I’ll explain each of these pieces, and unless you’re going to go deep into the weeds, this is likely the first and last time you’ll need to worry about Kubernetes in this way. In an exceptionally oversimplified explanation, here’s what this diagram shows:
- The Control Plane are all the machines that manage the cluster; All the green boxes. (If this were an organization chart, it would be labeled “management.”) We can think of this as all the plumbing in the system. The work of your web properties and data stores is not run here. You’ll generally want a few machines doing this work — three or five or nine. In most cloud-provided k8s clusters, these machines are free.
- The Worker Nodes are all the machines doing work for you and your business; All the blue boxes. These machines run your web properties, back-end services, scheduled jobs, and data stores. (You may choose to store the actual data elsewhere, but the engine that runs the data store will run here.)
- As a developer or ops engineer, you’ll likely use kubectl, the command-line utility for Kubernetes, to start, stop, and change content in the cluster.
- kubectl connects to the kubernetes API server to give it instructions.
- The API server stores data in etcd, the kubernetes data store.
- The Controller Manager polls against the API, and notices a change in etcd.
- The Controller Manager directs the Scheduler to make a change to the environment, and the Scheduler picks a Worker Node (one of the blue boxes) to do the work.
- The Scheduler tells the Kubelet to make the necessary change. The Kubelet is responsible for the node (machine).
- The Kubelet fires up a Pod, and runs Docker commands to run the container.
- cAdvisor watches the running pods, reporting events back to the API that get stored in etcd.
- As a user visiting a website, the traffic comes in through the Internet, and through a load balancer, which chooses one of the worker nodes (machines) to run the content.
- The traffic is forwarded to Kube-Proxy.
- Kube-Proxy identifies which Pod shoud receive the traffic and directs it there.
- The Pod wraps the container, which processes the request, and returns the response.
- The response flows back to the user across the Kube-Proxy and the Load Balancer.
This is likely the first and last time you care about Kubernetes at this level. (The knee bone connected to the hip bone.) But as you look at the graphic and the flow of data, one thing stands out: Kubernetes is great for microservices because Kubernetes is microservices. Each one of these pieces is a container running inside the Kubernetes cluster.
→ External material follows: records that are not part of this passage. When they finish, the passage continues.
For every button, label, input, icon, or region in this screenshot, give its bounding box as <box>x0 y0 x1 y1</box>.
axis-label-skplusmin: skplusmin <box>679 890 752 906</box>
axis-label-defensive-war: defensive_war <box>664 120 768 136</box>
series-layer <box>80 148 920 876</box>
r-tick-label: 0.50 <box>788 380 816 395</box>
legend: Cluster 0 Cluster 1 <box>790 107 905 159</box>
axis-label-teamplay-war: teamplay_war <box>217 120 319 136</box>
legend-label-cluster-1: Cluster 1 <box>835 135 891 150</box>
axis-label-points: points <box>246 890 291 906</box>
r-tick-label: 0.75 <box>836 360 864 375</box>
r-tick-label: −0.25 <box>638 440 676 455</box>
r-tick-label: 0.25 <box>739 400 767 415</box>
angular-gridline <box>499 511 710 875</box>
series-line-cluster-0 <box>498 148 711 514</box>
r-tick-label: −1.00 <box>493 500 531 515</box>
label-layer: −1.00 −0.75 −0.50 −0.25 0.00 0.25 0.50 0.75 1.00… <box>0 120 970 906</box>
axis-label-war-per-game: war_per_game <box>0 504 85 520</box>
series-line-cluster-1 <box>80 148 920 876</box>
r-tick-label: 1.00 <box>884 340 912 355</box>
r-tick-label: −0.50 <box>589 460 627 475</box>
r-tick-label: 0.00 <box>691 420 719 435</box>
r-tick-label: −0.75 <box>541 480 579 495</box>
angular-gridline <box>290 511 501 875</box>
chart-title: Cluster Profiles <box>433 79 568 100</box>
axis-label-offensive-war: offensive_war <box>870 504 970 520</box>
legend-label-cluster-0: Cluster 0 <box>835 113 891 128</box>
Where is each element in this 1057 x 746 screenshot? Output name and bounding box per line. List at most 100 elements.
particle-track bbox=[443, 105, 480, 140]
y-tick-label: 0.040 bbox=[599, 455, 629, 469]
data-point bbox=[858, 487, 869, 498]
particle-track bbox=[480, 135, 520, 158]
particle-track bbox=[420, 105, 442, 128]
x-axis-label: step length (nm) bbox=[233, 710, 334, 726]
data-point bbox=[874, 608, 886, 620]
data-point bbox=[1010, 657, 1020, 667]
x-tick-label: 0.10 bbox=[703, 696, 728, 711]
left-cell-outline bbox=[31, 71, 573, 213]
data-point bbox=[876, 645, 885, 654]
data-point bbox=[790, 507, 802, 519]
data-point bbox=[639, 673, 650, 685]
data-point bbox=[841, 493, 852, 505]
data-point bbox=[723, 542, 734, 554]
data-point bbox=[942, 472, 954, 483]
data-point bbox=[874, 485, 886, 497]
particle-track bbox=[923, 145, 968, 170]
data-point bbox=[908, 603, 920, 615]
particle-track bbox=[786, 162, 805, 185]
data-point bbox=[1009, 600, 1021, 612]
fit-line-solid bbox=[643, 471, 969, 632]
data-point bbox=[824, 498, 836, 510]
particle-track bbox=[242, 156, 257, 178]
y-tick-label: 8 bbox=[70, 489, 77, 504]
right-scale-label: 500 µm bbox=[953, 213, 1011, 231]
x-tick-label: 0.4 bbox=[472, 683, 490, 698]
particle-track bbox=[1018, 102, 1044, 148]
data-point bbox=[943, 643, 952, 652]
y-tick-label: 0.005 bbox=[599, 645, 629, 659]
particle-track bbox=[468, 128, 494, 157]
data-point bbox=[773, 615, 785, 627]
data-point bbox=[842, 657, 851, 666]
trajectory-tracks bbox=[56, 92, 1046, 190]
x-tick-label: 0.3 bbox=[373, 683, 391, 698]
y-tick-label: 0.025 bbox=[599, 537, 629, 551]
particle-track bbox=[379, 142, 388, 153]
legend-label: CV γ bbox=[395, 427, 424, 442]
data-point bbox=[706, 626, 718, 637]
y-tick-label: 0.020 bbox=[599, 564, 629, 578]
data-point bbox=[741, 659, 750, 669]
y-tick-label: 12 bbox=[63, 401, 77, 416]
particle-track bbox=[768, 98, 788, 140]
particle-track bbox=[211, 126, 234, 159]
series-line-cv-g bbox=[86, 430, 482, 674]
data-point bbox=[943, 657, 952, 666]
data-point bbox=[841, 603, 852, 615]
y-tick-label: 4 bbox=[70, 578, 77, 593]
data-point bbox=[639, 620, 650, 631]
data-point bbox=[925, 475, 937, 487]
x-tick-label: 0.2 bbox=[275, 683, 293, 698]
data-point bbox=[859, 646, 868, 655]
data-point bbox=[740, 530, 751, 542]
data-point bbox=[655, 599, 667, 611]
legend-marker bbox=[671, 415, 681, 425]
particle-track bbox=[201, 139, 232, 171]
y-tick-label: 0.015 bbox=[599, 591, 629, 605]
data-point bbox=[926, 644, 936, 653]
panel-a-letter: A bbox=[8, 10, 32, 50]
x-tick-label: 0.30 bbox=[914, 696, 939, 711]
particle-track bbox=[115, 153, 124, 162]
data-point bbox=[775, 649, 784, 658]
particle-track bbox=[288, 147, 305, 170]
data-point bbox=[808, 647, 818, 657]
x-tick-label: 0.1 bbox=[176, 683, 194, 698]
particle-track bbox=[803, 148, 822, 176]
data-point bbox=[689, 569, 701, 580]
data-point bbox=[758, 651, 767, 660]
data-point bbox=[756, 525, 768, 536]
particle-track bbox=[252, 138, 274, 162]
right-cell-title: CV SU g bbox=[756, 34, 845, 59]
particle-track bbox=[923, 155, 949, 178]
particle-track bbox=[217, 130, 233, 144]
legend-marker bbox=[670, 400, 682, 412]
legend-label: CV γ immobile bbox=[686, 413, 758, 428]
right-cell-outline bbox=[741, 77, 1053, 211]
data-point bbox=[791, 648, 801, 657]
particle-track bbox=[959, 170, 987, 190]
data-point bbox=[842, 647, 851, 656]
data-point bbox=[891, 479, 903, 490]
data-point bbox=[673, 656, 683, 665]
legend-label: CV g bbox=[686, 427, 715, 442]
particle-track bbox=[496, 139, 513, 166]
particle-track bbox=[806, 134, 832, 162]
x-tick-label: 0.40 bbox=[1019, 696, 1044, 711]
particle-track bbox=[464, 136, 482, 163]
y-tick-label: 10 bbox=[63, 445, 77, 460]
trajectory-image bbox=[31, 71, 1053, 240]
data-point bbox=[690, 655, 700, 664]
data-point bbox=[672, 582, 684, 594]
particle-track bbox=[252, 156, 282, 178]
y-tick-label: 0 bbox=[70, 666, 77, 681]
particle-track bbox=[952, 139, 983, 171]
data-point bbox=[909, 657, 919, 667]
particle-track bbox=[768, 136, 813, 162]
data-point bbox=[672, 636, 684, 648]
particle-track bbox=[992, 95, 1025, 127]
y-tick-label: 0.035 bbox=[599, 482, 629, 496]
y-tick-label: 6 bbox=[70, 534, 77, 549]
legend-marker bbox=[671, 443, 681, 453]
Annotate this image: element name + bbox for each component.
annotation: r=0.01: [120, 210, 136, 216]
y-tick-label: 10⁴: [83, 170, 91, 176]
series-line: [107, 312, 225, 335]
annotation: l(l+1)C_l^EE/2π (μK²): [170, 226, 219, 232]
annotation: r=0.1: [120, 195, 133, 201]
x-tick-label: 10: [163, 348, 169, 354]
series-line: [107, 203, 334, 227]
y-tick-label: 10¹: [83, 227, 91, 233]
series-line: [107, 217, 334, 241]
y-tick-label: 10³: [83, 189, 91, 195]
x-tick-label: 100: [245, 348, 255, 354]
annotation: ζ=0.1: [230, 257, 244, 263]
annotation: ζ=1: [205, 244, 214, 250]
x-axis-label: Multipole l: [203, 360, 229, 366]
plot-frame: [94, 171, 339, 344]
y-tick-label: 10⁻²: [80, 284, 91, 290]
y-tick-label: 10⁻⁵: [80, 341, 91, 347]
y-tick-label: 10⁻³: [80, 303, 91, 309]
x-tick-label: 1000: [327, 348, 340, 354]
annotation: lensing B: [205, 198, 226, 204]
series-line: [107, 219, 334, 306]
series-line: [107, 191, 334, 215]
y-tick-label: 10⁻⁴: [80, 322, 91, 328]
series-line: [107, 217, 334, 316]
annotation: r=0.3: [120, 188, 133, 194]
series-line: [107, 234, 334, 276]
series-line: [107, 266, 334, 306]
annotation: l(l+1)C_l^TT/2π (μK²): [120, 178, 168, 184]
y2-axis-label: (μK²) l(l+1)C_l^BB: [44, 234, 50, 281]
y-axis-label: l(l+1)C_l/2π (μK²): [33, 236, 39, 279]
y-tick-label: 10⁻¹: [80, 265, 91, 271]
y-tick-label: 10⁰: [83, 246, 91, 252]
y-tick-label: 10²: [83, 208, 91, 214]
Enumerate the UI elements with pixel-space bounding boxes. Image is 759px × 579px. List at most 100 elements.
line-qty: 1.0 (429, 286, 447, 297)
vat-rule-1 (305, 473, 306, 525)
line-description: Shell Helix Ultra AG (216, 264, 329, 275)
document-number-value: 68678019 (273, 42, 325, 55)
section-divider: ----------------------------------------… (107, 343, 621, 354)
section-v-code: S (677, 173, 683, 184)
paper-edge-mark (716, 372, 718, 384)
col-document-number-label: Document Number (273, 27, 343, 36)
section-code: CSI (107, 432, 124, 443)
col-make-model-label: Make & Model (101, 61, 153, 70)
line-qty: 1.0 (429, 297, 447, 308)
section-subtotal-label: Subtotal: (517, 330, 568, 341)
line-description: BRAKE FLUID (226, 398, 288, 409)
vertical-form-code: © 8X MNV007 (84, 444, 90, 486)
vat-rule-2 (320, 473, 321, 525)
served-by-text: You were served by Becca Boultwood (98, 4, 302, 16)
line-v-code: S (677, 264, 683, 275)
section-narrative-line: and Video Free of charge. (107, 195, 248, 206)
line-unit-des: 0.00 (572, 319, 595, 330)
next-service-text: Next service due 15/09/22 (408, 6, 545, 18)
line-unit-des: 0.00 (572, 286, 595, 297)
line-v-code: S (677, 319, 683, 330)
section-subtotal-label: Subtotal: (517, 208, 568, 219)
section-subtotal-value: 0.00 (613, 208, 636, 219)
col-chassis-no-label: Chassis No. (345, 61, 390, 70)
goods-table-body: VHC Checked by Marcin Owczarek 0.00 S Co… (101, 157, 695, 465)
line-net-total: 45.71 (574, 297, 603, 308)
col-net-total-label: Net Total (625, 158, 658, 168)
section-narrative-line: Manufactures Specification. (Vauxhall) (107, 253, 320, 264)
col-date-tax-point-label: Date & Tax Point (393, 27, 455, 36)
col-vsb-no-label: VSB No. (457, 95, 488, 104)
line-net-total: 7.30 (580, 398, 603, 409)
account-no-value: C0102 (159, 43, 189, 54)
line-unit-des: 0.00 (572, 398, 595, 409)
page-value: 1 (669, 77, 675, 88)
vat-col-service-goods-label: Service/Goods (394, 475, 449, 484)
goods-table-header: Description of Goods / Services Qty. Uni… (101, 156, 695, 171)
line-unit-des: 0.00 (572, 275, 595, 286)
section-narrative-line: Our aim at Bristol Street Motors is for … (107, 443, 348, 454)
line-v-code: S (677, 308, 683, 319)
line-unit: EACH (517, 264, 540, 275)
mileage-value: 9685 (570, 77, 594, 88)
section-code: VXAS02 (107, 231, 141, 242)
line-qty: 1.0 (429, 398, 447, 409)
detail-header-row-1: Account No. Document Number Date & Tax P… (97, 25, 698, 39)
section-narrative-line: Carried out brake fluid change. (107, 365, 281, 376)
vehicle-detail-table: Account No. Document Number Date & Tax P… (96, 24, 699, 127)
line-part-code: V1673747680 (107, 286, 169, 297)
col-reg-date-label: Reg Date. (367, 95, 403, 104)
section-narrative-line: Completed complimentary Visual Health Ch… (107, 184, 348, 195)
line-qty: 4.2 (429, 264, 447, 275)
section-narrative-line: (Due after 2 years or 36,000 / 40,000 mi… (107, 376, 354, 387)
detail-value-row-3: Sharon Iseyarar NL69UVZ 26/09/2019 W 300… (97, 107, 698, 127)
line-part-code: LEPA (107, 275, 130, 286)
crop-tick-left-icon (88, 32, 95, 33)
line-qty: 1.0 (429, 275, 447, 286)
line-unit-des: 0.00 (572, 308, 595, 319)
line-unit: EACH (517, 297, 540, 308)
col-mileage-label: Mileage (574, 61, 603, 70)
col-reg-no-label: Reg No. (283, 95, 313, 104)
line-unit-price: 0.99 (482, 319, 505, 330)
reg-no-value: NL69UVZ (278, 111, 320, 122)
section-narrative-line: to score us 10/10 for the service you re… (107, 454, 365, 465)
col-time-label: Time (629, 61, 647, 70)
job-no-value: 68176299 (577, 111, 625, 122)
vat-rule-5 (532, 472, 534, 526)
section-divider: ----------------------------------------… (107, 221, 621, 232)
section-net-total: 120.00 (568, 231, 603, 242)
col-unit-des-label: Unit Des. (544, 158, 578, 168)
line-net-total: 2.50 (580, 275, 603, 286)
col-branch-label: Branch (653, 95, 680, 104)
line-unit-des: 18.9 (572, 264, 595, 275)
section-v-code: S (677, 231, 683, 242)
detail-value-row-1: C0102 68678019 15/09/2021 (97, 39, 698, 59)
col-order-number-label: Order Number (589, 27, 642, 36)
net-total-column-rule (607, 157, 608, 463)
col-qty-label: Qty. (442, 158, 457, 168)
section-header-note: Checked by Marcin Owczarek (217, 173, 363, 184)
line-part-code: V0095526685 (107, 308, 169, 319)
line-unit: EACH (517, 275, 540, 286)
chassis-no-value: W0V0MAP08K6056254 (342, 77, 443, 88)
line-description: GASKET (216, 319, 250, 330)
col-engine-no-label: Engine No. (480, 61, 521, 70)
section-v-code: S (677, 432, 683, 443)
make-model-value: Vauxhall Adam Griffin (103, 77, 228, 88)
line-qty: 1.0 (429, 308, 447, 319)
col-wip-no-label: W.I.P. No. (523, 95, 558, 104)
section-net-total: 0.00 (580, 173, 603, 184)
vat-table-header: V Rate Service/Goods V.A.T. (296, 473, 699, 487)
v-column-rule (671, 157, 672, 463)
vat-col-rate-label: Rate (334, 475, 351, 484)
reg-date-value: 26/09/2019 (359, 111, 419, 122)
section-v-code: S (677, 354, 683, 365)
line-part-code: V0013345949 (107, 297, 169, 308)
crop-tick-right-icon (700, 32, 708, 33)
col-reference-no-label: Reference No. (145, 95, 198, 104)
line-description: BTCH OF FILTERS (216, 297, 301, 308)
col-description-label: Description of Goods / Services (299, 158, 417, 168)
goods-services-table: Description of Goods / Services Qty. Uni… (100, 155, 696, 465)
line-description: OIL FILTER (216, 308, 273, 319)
Each can be replaced with alternate implementations, either from the community, or things you build. Kubernetes is a great place for you to host your services because Kubernetes hosts its own services this way as well.
Kubernetes is the orchestrator for the modern web. Whether you’re running stateless website code or running a stateful data store, such as MemSQL, Kubernetes can scale to match your needs. As the emerging industry standard platform, it’s extensible, allowing one to replace portions of the cloud OS with custom pieces, from either open-source players or custom-built components. Kubernetes will automatically monitor your crucial business web properties, and can restart necessary services without intervention.